# Kids Jack and Sally Costumes



## BooBaby30 (Sep 20, 2014)

My son is 18 months old and had to be a baby jack after my daughter, 8 years old, requested to be Sally from The Nightmare Before Christmas. Both costumes are handmade.


----------



## The Real Joker (Sep 8, 2008)

Very cute. Nicely done. I also saw and commented on your haunt video


----------



## dee14399 (Aug 24, 2010)

Super cute, Great job on the costumes!


----------



## ichasiris (Aug 8, 2014)

Yaaaaaaay! I'm going as Lock tonight. Unfortunately I have yet to find anyone who wants to be my Shock and Barrel so I just said screw it. I've wanted to be Lock for like three years, so I'm just gonna go for it.
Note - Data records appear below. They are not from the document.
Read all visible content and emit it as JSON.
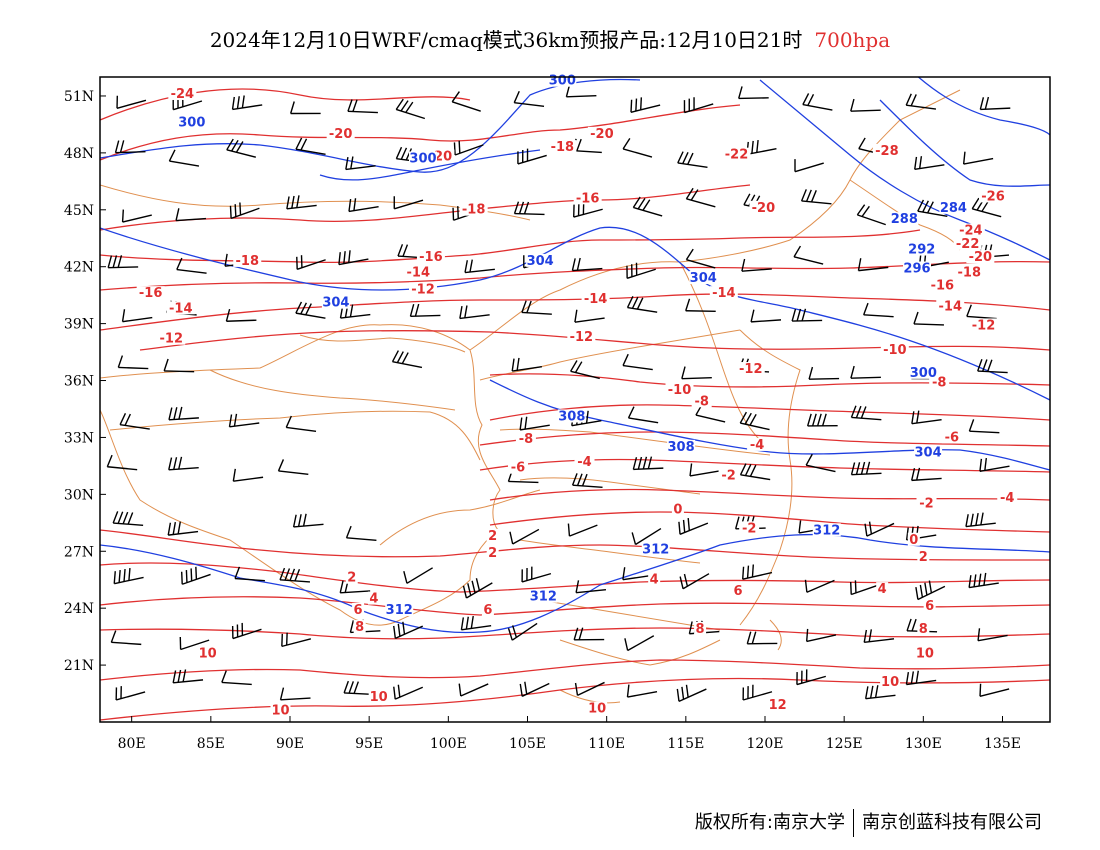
{
  "header": {
    "title": "2024年12月10日WRF/cmaq模式36km预报产品:12月10日21时",
    "level": "700hpa"
  },
  "footer": {
    "copyright": "版权所有:南京大学",
    "company": "南京创蓝科技有限公司"
  },
  "map": {
    "lon_range": [
      78,
      138
    ],
    "lat_range": [
      18,
      52
    ],
    "x_ticks": [
      "80E",
      "85E",
      "90E",
      "95E",
      "100E",
      "105E",
      "110E",
      "115E",
      "120E",
      "125E",
      "130E",
      "135E"
    ],
    "x_tick_values": [
      80,
      85,
      90,
      95,
      100,
      105,
      110,
      115,
      120,
      125,
      130,
      135
    ],
    "y_ticks": [
      "51N",
      "48N",
      "45N",
      "42N",
      "39N",
      "36N",
      "33N",
      "30N",
      "27N",
      "24N",
      "21N"
    ],
    "y_tick_values": [
      51,
      48,
      45,
      42,
      39,
      36,
      33,
      30,
      27,
      24,
      21
    ],
    "colors": {
      "temperature": "#e03030",
      "height": "#2040e0",
      "border": "#e09050",
      "wind": "#000000"
    },
    "temperature_labels": [
      {
        "text": "-24",
        "lon": 83.2,
        "lat": 51.0
      },
      {
        "text": "-20",
        "lon": 93.2,
        "lat": 48.9
      },
      {
        "text": "-20",
        "lon": 99.5,
        "lat": 47.7
      },
      {
        "text": "-20",
        "lon": 109.7,
        "lat": 48.9
      },
      {
        "text": "-18",
        "lon": 107.2,
        "lat": 48.2
      },
      {
        "text": "-22",
        "lon": 118.2,
        "lat": 47.8
      },
      {
        "text": "-18",
        "lon": 101.6,
        "lat": 44.9
      },
      {
        "text": "-16",
        "lon": 108.8,
        "lat": 45.5
      },
      {
        "text": "-20",
        "lon": 119.9,
        "lat": 45.0
      },
      {
        "text": "-18",
        "lon": 87.3,
        "lat": 42.2
      },
      {
        "text": "-16",
        "lon": 98.9,
        "lat": 42.4
      },
      {
        "text": "-14",
        "lon": 98.1,
        "lat": 41.6
      },
      {
        "text": "-16",
        "lon": 81.2,
        "lat": 40.5
      },
      {
        "text": "-14",
        "lon": 83.1,
        "lat": 39.7
      },
      {
        "text": "-12",
        "lon": 98.4,
        "lat": 40.7
      },
      {
        "text": "-14",
        "lon": 109.3,
        "lat": 40.2
      },
      {
        "text": "-14",
        "lon": 117.4,
        "lat": 40.5
      },
      {
        "text": "-12",
        "lon": 82.5,
        "lat": 38.1
      },
      {
        "text": "-12",
        "lon": 108.4,
        "lat": 38.2
      },
      {
        "text": "-12",
        "lon": 119.1,
        "lat": 36.5
      },
      {
        "text": "-10",
        "lon": 114.6,
        "lat": 35.4
      },
      {
        "text": "-8",
        "lon": 116.0,
        "lat": 34.8
      },
      {
        "text": "-8",
        "lon": 104.9,
        "lat": 32.8
      },
      {
        "text": "-6",
        "lon": 104.4,
        "lat": 31.3
      },
      {
        "text": "-4",
        "lon": 108.6,
        "lat": 31.6
      },
      {
        "text": "-4",
        "lon": 119.5,
        "lat": 32.5
      },
      {
        "text": "-2",
        "lon": 117.7,
        "lat": 30.9
      },
      {
        "text": "0",
        "lon": 114.5,
        "lat": 29.1
      },
      {
        "text": "-2",
        "lon": 119.0,
        "lat": 28.1
      },
      {
        "text": "2",
        "lon": 102.8,
        "lat": 27.7
      },
      {
        "text": "2",
        "lon": 102.8,
        "lat": 26.8
      },
      {
        "text": "2",
        "lon": 93.9,
        "lat": 25.5
      },
      {
        "text": "4",
        "lon": 95.3,
        "lat": 24.4
      },
      {
        "text": "6",
        "lon": 94.3,
        "lat": 23.8
      },
      {
        "text": "8",
        "lon": 94.4,
        "lat": 22.9
      },
      {
        "text": "6",
        "lon": 102.5,
        "lat": 23.8
      },
      {
        "text": "4",
        "lon": 113.0,
        "lat": 25.4
      },
      {
        "text": "6",
        "lon": 118.3,
        "lat": 24.8
      },
      {
        "text": "8",
        "lon": 115.9,
        "lat": 22.8
      },
      {
        "text": "10",
        "lon": 84.8,
        "lat": 21.5
      },
      {
        "text": "10",
        "lon": 95.6,
        "lat": 19.2
      },
      {
        "text": "10",
        "lon": 109.4,
        "lat": 18.6
      },
      {
        "text": "12",
        "lon": 120.8,
        "lat": 18.8
      },
      {
        "text": "10",
        "lon": 130.1,
        "lat": 21.5
      },
      {
        "text": "10",
        "lon": 127.9,
        "lat": 20.0
      },
      {
        "text": "10",
        "lon": 89.4,
        "lat": 18.5
      },
      {
        "text": "-28",
        "lon": 127.7,
        "lat": 48.0
      },
      {
        "text": "-26",
        "lon": 134.4,
        "lat": 45.6
      },
      {
        "text": "-24",
        "lon": 133.0,
        "lat": 43.8
      },
      {
        "text": "-22",
        "lon": 132.8,
        "lat": 43.1
      },
      {
        "text": "-20",
        "lon": 133.6,
        "lat": 42.4
      },
      {
        "text": "-18",
        "lon": 132.9,
        "lat": 41.6
      },
      {
        "text": "-16",
        "lon": 131.2,
        "lat": 40.9
      },
      {
        "text": "-14",
        "lon": 131.7,
        "lat": 39.8
      },
      {
        "text": "-12",
        "lon": 133.8,
        "lat": 38.8
      },
      {
        "text": "-10",
        "lon": 128.2,
        "lat": 37.5
      },
      {
        "text": "-8",
        "lon": 131.0,
        "lat": 35.8
      },
      {
        "text": "-6",
        "lon": 131.8,
        "lat": 32.9
      },
      {
        "text": "-4",
        "lon": 135.3,
        "lat": 29.7
      },
      {
        "text": "-2",
        "lon": 130.2,
        "lat": 29.4
      },
      {
        "text": "0",
        "lon": 129.4,
        "lat": 27.5
      },
      {
        "text": "2",
        "lon": 130.0,
        "lat": 26.6
      },
      {
        "text": "4",
        "lon": 127.4,
        "lat": 24.9
      },
      {
        "text": "6",
        "lon": 130.4,
        "lat": 24.0
      },
      {
        "text": "8",
        "lon": 130.0,
        "lat": 22.8
      }
    ],
    "height_labels": [
      {
        "text": "300",
        "lon": 83.8,
        "lat": 49.5
      },
      {
        "text": "300",
        "lon": 98.4,
        "lat": 47.6
      },
      {
        "text": "300",
        "lon": 107.2,
        "lat": 51.7
      },
      {
        "text": "304",
        "lon": 105.8,
        "lat": 42.2
      },
      {
        "text": "304",
        "lon": 92.9,
        "lat": 40.0
      },
      {
        "text": "304",
        "lon": 116.1,
        "lat": 41.3
      },
      {
        "text": "308",
        "lon": 107.8,
        "lat": 34.0
      },
      {
        "text": "308",
        "lon": 114.7,
        "lat": 32.4
      },
      {
        "text": "312",
        "lon": 113.1,
        "lat": 27.0
      },
      {
        "text": "312",
        "lon": 96.9,
        "lat": 23.8
      },
      {
        "text": "312",
        "lon": 106.0,
        "lat": 24.5
      },
      {
        "text": "312",
        "lon": 123.9,
        "lat": 28.0
      },
      {
        "text": "304",
        "lon": 130.3,
        "lat": 32.1
      },
      {
        "text": "300",
        "lon": 130.0,
        "lat": 36.3
      },
      {
        "text": "296",
        "lon": 129.6,
        "lat": 41.8
      },
      {
        "text": "292",
        "lon": 129.9,
        "lat": 42.8
      },
      {
        "text": "288",
        "lon": 128.8,
        "lat": 44.4
      },
      {
        "text": "284",
        "lon": 131.9,
        "lat": 45.0
      }
    ]
  }
}
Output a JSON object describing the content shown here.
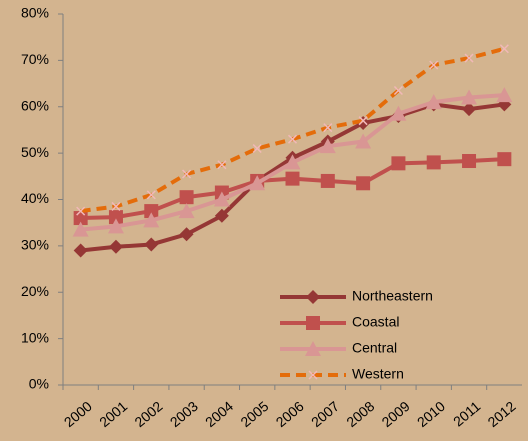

Made my mask in about 5 minutes so it's not the best. It isn't functional, just a prop.


----------



## Zombie Machairodont (Feb 2, 2009)

Oops - double post.


----------



## Zombie Machairodont (Feb 2, 2009)

Yep, I just died from the cute overload. The kiddos look fantastic!

And Ichasiris, I'd love to see how Lock turned out!


----------



## luizacarmo (Nov 22, 2014)

They are sooooo cute ! In love <3


----------